Walkable Urbanism Is Still on a Roll

The Clarendon area of Arlington is a good example of suburban "WalkUP" development.

The Clarendon area of Arlington is a good example of suburban “WalkUP” development.

by James A. Bacon

Skeptics of a sustained urban revival have pointed with some glee to the fact that most commercial and residential development in the United States continues to take place in “suburban” jurisdictions rather than central “city” jurisdictions. Yeah, they say, there’s been an urban revival in the past decade, but the broader development trends haven’t changed very much.

That line of reasoning is profoundly misleading because it is based on an underlying assumption that the growth in “suburban” jurisdictions is comparable to the scattered, disconnected, low-density development that dominated growth and development between World War II and the Great Recession of 2008.

The fact is that much growth and development in suburban counties consists of walkable urban spaces, or what smart growth theorist Christopher Leinberger calls “WalksUPs.” In a newly published report underwritten by Smart Growth America, “Foot Traffic Ahead,” Leinberger and Michael Rodriguez found that WalkUPs, walkable areas of mixed-use development, gained market share compared to traditional suburban areas in every one of the 30 largest metropolitan regions in the country between 2010 and 2015.

Metropolitan Washington is an exemplar of the larger trend. Renowned for its sprawling Northern Virginia suburbs, the Washington region in fact has the second highest ranking under Leinberger’s methodology. It has 44 WalkUPs accounting for 53% of all office space, 20% of retail, and 23% of multi-family housing in the region. In contrast to the New York metro, where 94% of WalkUP space is located in New York City proper, Washington, D.C., accounts for only 53%of metro Washington WalkUP space — the rest is found in Arlington, Alexandria, Bethesda, Md., and other communities outside the core city.
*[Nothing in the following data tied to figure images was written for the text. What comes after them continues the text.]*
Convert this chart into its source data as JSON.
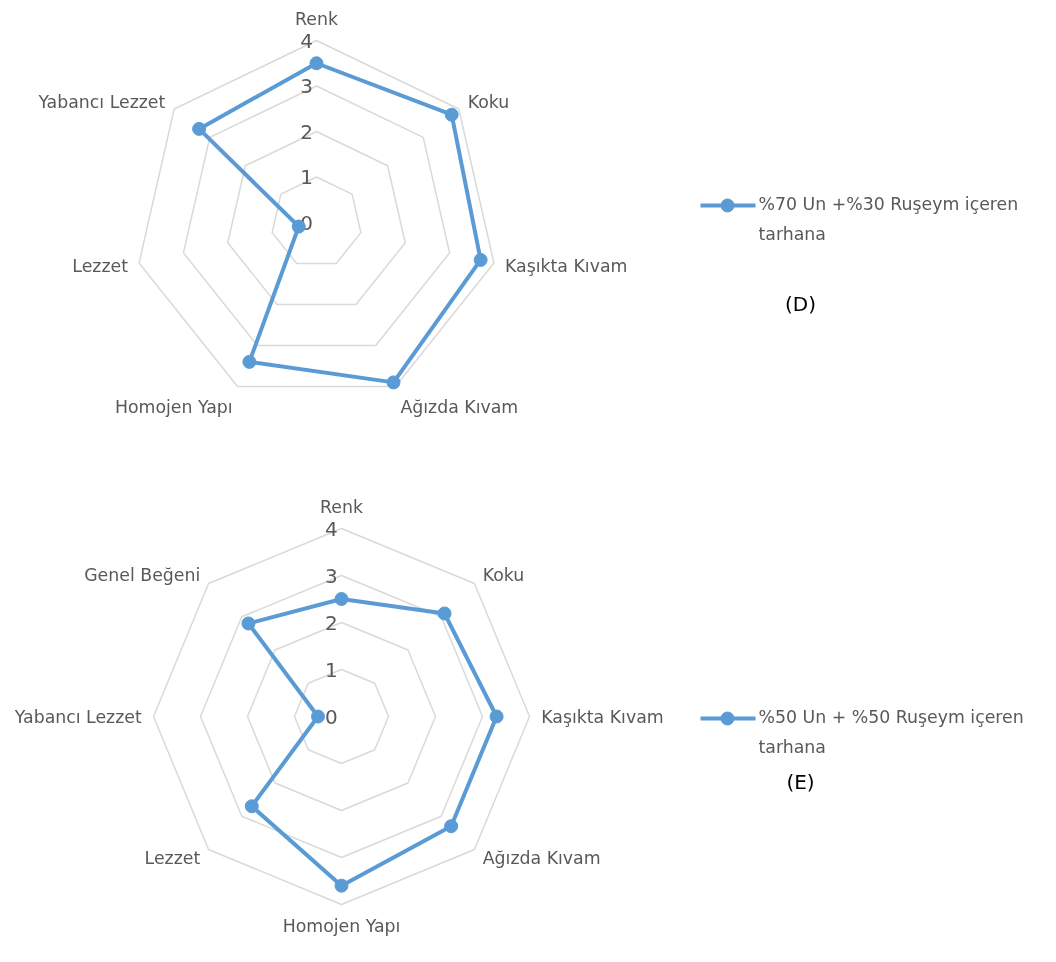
{
  "chart_data": [
    {
      "type": "radar",
      "categories": [
        "Renk",
        "Koku",
        "Kaşıkta Kıvam",
        "Ağızda Kıvam",
        "Homojen Yapı",
        "Lezzet",
        "Yabancı Lezzet"
      ],
      "series": [
        {
          "name": "%70 Un +%30 Ruşeym içeren tarhana",
          "color": "#5b9bd5",
          "values": [
            3.5,
            3.8,
            3.7,
            3.9,
            3.4,
            0.4,
            3.3
          ]
        }
      ],
      "ylim": [
        0,
        4
      ],
      "yticks": [
        0,
        1,
        2,
        3,
        4
      ],
      "grid": true,
      "legend": "right",
      "marker": "circle",
      "annotations": [
        "(D)"
      ]
    },
    {
      "type": "radar",
      "categories": [
        "Renk",
        "Koku",
        "Kaşıkta Kıvam",
        "Ağızda Kıvam",
        "Homojen Yapı",
        "Lezzet",
        "Yabancı Lezzet",
        "Genel Beğeni"
      ],
      "series": [
        {
          "name": "%50 Un + %50 Ruşeym içeren tarhana",
          "color": "#5b9bd5",
          "values": [
            2.5,
            3.1,
            3.3,
            3.3,
            3.6,
            2.7,
            0.5,
            2.8
          ]
        }
      ],
      "ylim": [
        0,
        4
      ],
      "yticks": [
        0,
        1,
        2,
        3,
        4
      ],
      "grid": true,
      "legend": "right",
      "marker": "circle",
      "annotations": [
        "(E)"
      ]
    }
  ]
}
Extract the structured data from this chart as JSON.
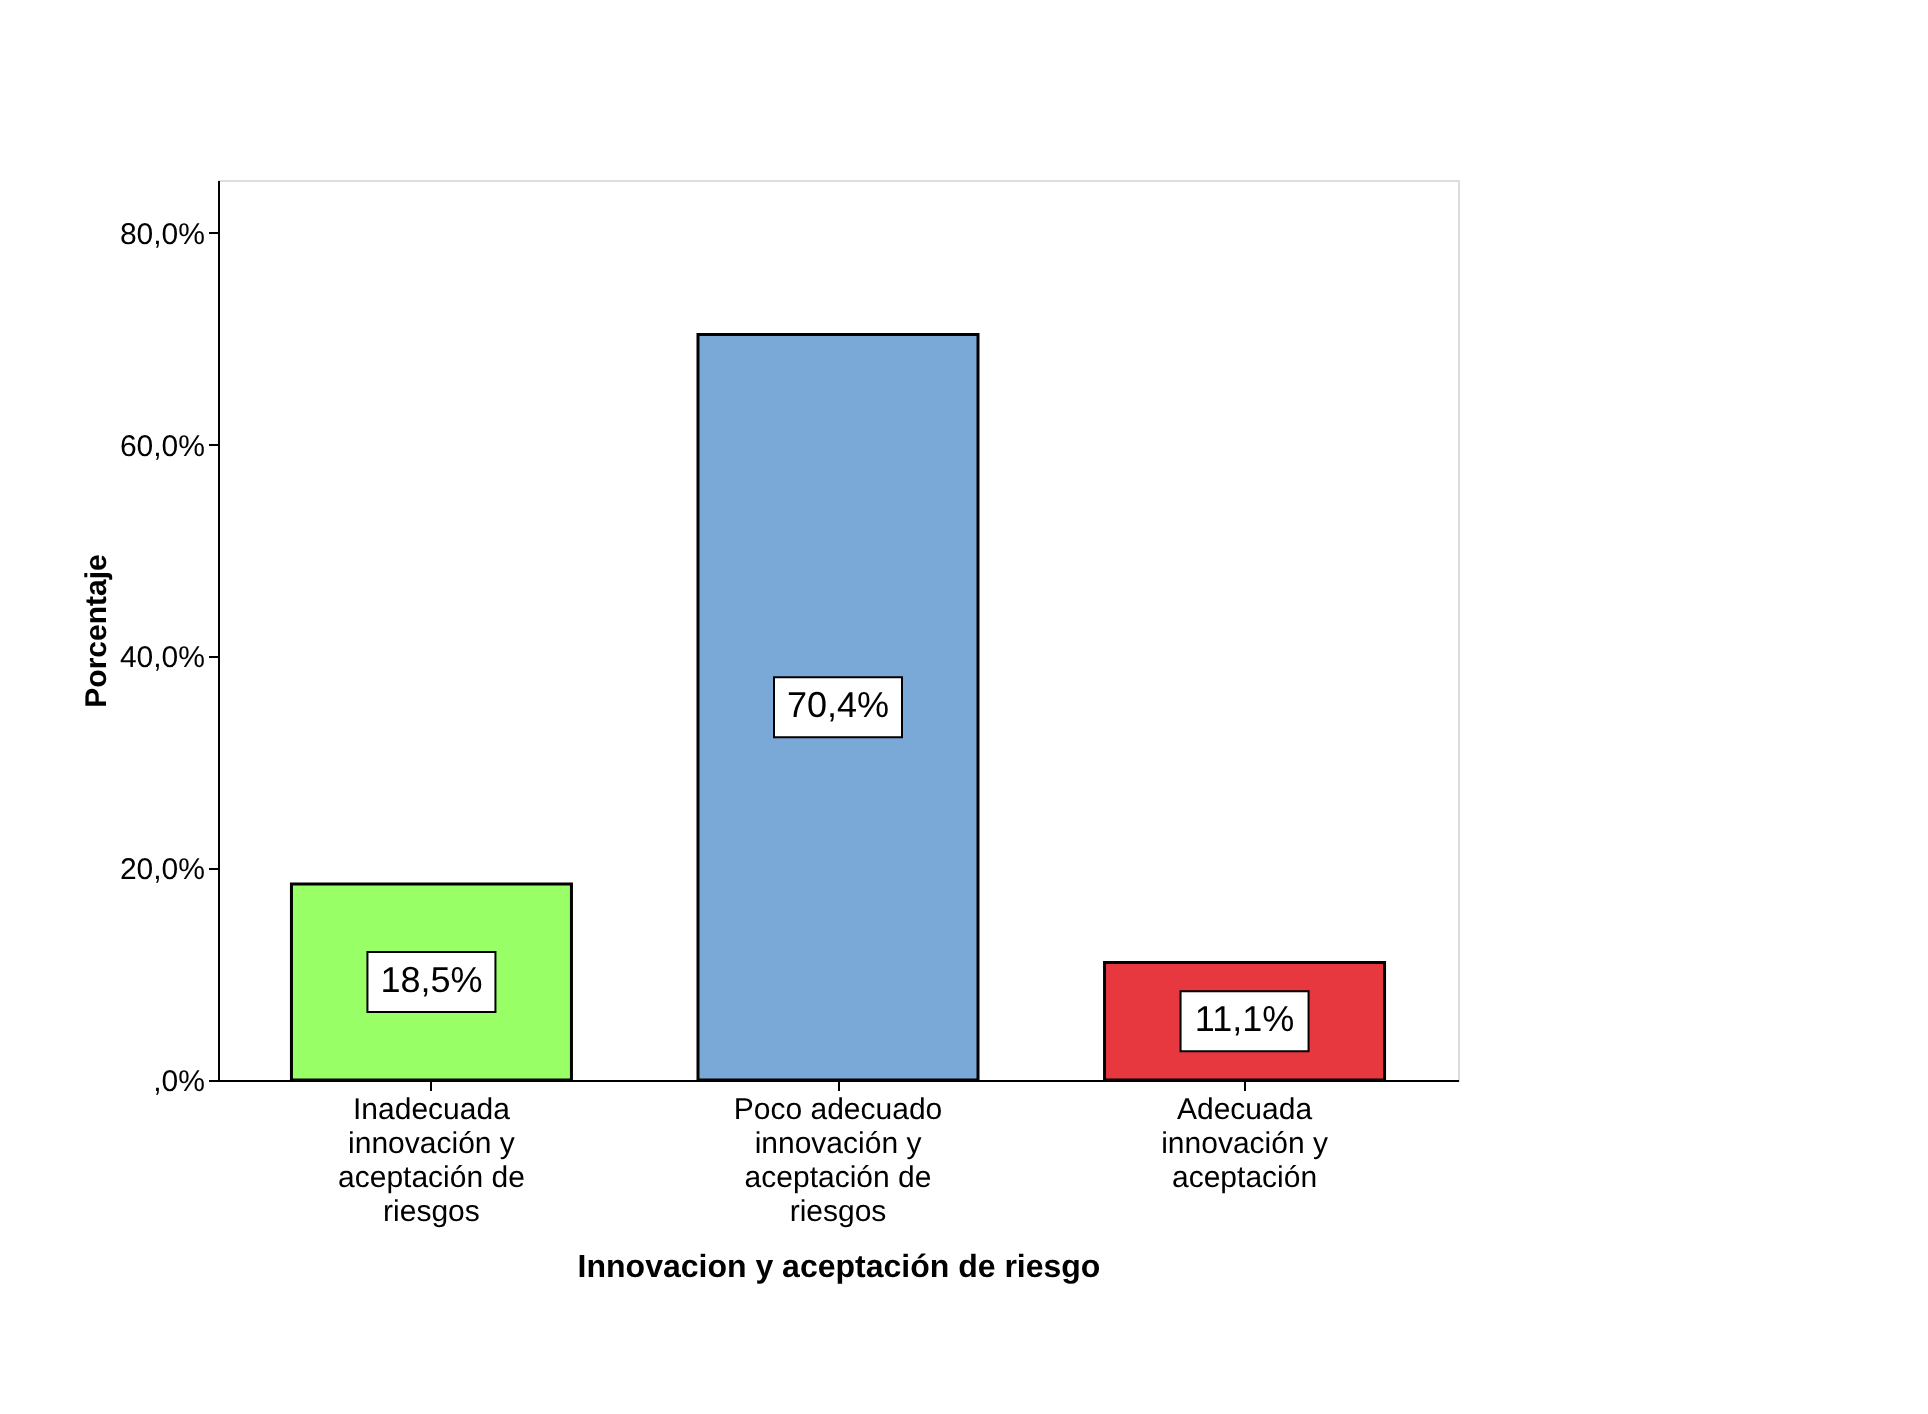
{
  "chart_data": {
    "type": "bar",
    "xlabel": "Innovacion y aceptación de riesgo",
    "ylabel": "Porcentaje",
    "categories": [
      "Inadecuada innovación y aceptación de riesgos",
      "Poco adecuado innovación y aceptación de riesgos",
      "Adecuada innovación y aceptación"
    ],
    "values": [
      18.5,
      70.4,
      11.1
    ],
    "colors": [
      "#99ff66",
      "#7aa9d8",
      "#e8383f"
    ],
    "value_labels": [
      "18,5%",
      "70,4%",
      "11,1%"
    ],
    "ylim": [
      0,
      85
    ],
    "yticks": [
      {
        "value": 0,
        "label": ",0%"
      },
      {
        "value": 20,
        "label": "20,0%"
      },
      {
        "value": 40,
        "label": "40,0%"
      },
      {
        "value": 60,
        "label": "60,0%"
      },
      {
        "value": 80,
        "label": "80,0%"
      }
    ],
    "grid": false
  }
}
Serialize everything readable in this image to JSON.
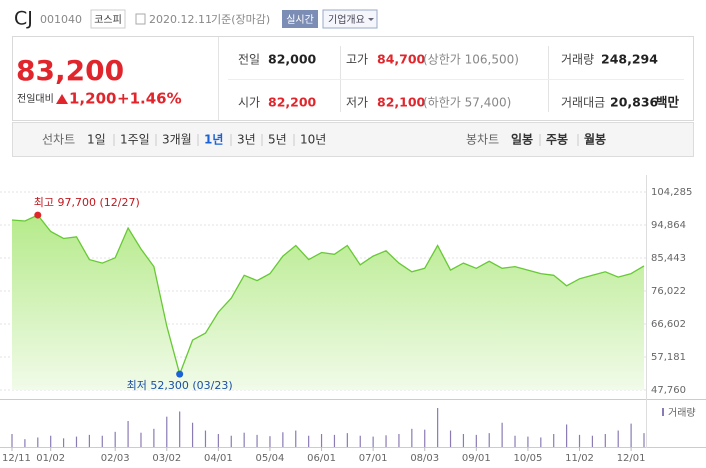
{
  "header": {
    "name": "CJ",
    "code": "001040",
    "market": "코스피",
    "date": "2020.12.11",
    "basis": "기준(장마감)",
    "realtime": "실시간",
    "overview": "기업개요"
  },
  "summary": {
    "price": "83,200",
    "change_label": "전일대비",
    "change": "1,200",
    "change_pct": "+1.46%",
    "rows": [
      [
        {
          "label": "전일",
          "value": "82,000"
        },
        {
          "label": "고가",
          "value": "84,700",
          "note": "(상한가 106,500)"
        },
        {
          "label": "거래량",
          "value": "248,294"
        }
      ],
      [
        {
          "label": "시가",
          "value": "82,200"
        },
        {
          "label": "저가",
          "value": "82,100",
          "note": "(하한가 57,400)"
        },
        {
          "label": "거래대금",
          "value": "20,836",
          "note": "백만"
        }
      ]
    ]
  },
  "tabs": {
    "line_label": "선차트",
    "line": [
      "1일",
      "1주일",
      "3개월",
      "1년",
      "3년",
      "5년",
      "10년"
    ],
    "candle_label": "봉차트",
    "candle": [
      "일봉",
      "주봉",
      "월봉"
    ]
  },
  "chart_data": {
    "type": "area",
    "categories": [
      "12/11",
      null,
      null,
      "01/02",
      null,
      null,
      null,
      null,
      "02/03",
      null,
      null,
      null,
      "03/02",
      null,
      null,
      null,
      "04/01",
      null,
      null,
      null,
      "05/04",
      null,
      null,
      null,
      "06/01",
      null,
      null,
      null,
      "07/01",
      null,
      null,
      null,
      "08/03",
      null,
      null,
      null,
      "09/01",
      null,
      null,
      null,
      "10/05",
      null,
      null,
      null,
      "11/02",
      null,
      null,
      null,
      "12/01",
      null
    ],
    "values": [
      96300,
      96000,
      97700,
      93000,
      91000,
      91500,
      85000,
      84000,
      85500,
      94000,
      88000,
      83000,
      66000,
      52300,
      62000,
      64000,
      70000,
      74000,
      80500,
      79000,
      81000,
      86000,
      89000,
      85000,
      87000,
      86500,
      89000,
      83500,
      86000,
      87500,
      84000,
      81500,
      82500,
      89000,
      82000,
      84000,
      82500,
      84500,
      82500,
      83000,
      82000,
      81000,
      80500,
      77500,
      79500,
      80500,
      81500,
      80000,
      81000,
      83200
    ],
    "color": "#67c935",
    "ylim": [
      47760,
      104285
    ],
    "yticks": [
      {
        "value": 47760,
        "label": "47,760"
      },
      {
        "value": 57181,
        "label": "57,181"
      },
      {
        "value": 66602,
        "label": "66,602"
      },
      {
        "value": 76022,
        "label": "76,022"
      },
      {
        "value": 85443,
        "label": "85,443"
      },
      {
        "value": 94864,
        "label": "94,864"
      },
      {
        "value": 104285,
        "label": "104,285"
      }
    ],
    "grid": true,
    "annotations": {
      "high": "최고 97,700 (12/27)",
      "low": "최저 52,300 (03/23)"
    },
    "volume": {
      "name": "거래량",
      "color": "#8a7bb5",
      "values": [
        300000,
        180000,
        220000,
        260000,
        200000,
        240000,
        280000,
        260000,
        350000,
        600000,
        330000,
        420000,
        700000,
        820000,
        560000,
        380000,
        300000,
        260000,
        330000,
        280000,
        250000,
        340000,
        380000,
        260000,
        300000,
        280000,
        320000,
        260000,
        240000,
        270000,
        300000,
        420000,
        400000,
        900000,
        380000,
        300000,
        280000,
        320000,
        560000,
        260000,
        240000,
        220000,
        300000,
        520000,
        280000,
        260000,
        300000,
        380000,
        540000,
        320000
      ]
    }
  }
}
The data presented in this report suggests [a] structural shift is now taking place; walkable urban development has returned, occurring in some metros more quickly and in some more slowly. Our analysis shows that walkable urbanism has gained market share in the office, retail, and multi-family rental product types over drivable sub-urban, possibly for the first time in 60 to 70 years.

Richmond was not on the list of cities analyzed, but anecdotal evidence suggests the same dynamic is occurring in midsized cities, too. The City of Richmond proper is redeveloping rapidly, adding more new residential than it has seen in decades. But “suburban” counties are urbanizing, too. Some of the biggest real estate projects underway in Henrico County where I live are re-developing land as mixed use projects at higher density, and even the new stuff tends to incorporate mixed-use elements.

Remarkably, the return to urbanism appears to be persisting in the face of the lowest gasoline prices (adjusted for inflation) in history. The move back to walkable urbanism appears to represent a fundamental and long-lasting societal shift.